In my role as a past chairman of the Tyne Lifeboat Society, a 329-year-old organisation that paid for and operated the world’s very first purpose designed and built lifeboat, right here in South Shields, on the River Tyne in north-east England, I was asking what the society was doing these days.
One project that they wanted to do was to put up posts holding lifebelts along a stretch of River Walkway that was used quite a lot and was not, in their opinion adequately covered by such potentially life-saving devices.
TLS approached the local council for advice and hopefully some cooperation with making the idea a reality and it was acknowledged as a good idea. However, the council representatives explained that if the lifebelts were vandalised or if they were actually used to try and save a life but failed in some way, there could be some significant repercussions if someone felt aggrieved and sought legal advice.
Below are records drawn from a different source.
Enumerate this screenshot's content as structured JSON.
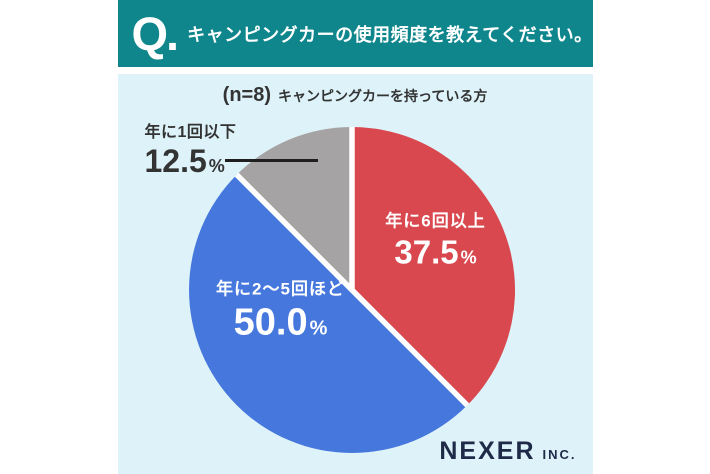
{
  "header": {
    "q_label": "Q.",
    "title": "キャンピングカーの使用頻度を教えてください。"
  },
  "subtitle": {
    "sample": "(n=8)",
    "text": "キャンピングカーを持っている方"
  },
  "chart_data": {
    "type": "pie",
    "title": "キャンピングカーの使用頻度を教えてください。",
    "subtitle": "(n=8) キャンピングカーを持っている方",
    "start_angle_deg": 0,
    "direction": "clockwise",
    "total": 100,
    "slices": [
      {
        "label": "年に6回以上",
        "value": 37.5,
        "display": "37.5",
        "unit": "%",
        "color": "#d9484f",
        "text_color": "#ffffff",
        "label_position": "inside"
      },
      {
        "label": "年に2〜5回ほど",
        "value": 50.0,
        "display": "50.0",
        "unit": "%",
        "color": "#4577dd",
        "text_color": "#ffffff",
        "label_position": "inside"
      },
      {
        "label": "年に1回以下",
        "value": 12.5,
        "display": "12.5",
        "unit": "%",
        "color": "#a5a3a4",
        "text_color": "#333333",
        "label_position": "outside-callout"
      }
    ]
  },
  "footer": {
    "brand": "NEXER",
    "brand_suffix": "INC."
  },
  "colors": {
    "header_bg": "#0f868c",
    "header_text": "#ffffff",
    "panel_bg": "#ddf3f9",
    "text_dark": "#333333",
    "leader_line": "#1f1f1f",
    "brand_navy": "#1e2a47",
    "gap_white": "#ffffff"
  }
}
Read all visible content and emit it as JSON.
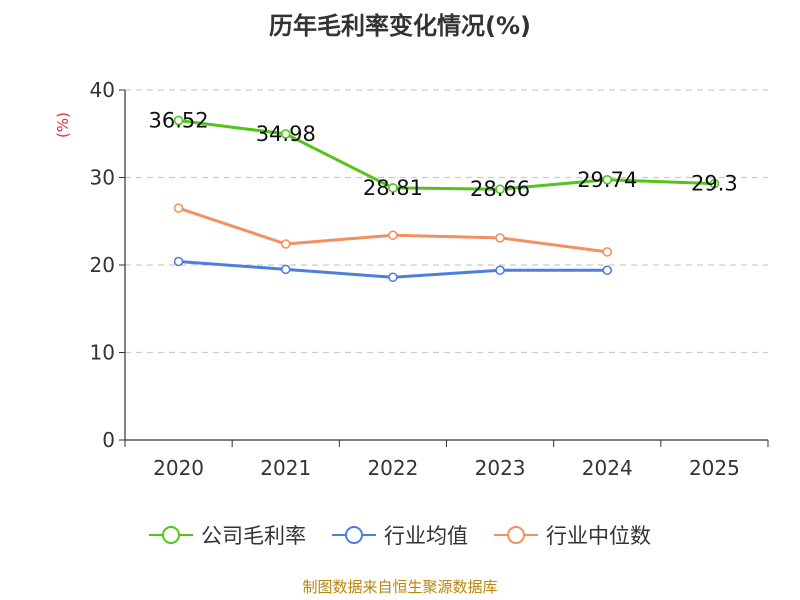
{
  "chart_data": {
    "type": "line",
    "title": "历年毛利率变化情况(%)",
    "ylabel": "(%)",
    "xlabel": "",
    "categories": [
      "2020",
      "2021",
      "2022",
      "2023",
      "2024",
      "2025"
    ],
    "ylim": [
      0,
      40
    ],
    "yticks": [
      0,
      10,
      20,
      30,
      40
    ],
    "grid": true,
    "legend_position": "bottom",
    "series": [
      {
        "name": "公司毛利率",
        "color": "#52c41a",
        "values": [
          36.52,
          34.98,
          28.81,
          28.66,
          29.74,
          29.3
        ],
        "data_labels": [
          "36.52",
          "34.98",
          "28.81",
          "28.66",
          "29.74",
          "29.3"
        ]
      },
      {
        "name": "行业均值",
        "color": "#4e7fdc",
        "values": [
          20.4,
          19.5,
          18.6,
          19.4,
          19.4,
          null
        ]
      },
      {
        "name": "行业中位数",
        "color": "#f39060",
        "values": [
          26.5,
          22.4,
          23.4,
          23.1,
          21.5,
          null
        ]
      }
    ]
  },
  "source": "制图数据来自恒生聚源数据库"
}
That meant both the council and the TLS would have to have adequate insurance to cover any potential claims. No prizes for guessing the outcome of the very commendable idea from the Tyne Lifeboat Society members.
I must state categorically that I am not denigrating the members of the TLS or South Tyneside Council, both of which are organisations that have to operate underfunded and abide by inordinate amounts of legislation that is becoming ridiculous. So much so that very often the best option for them is to do nothing, to avoid possible litigation if they do something which someone abuses and by default, the organisation becomes responsible for.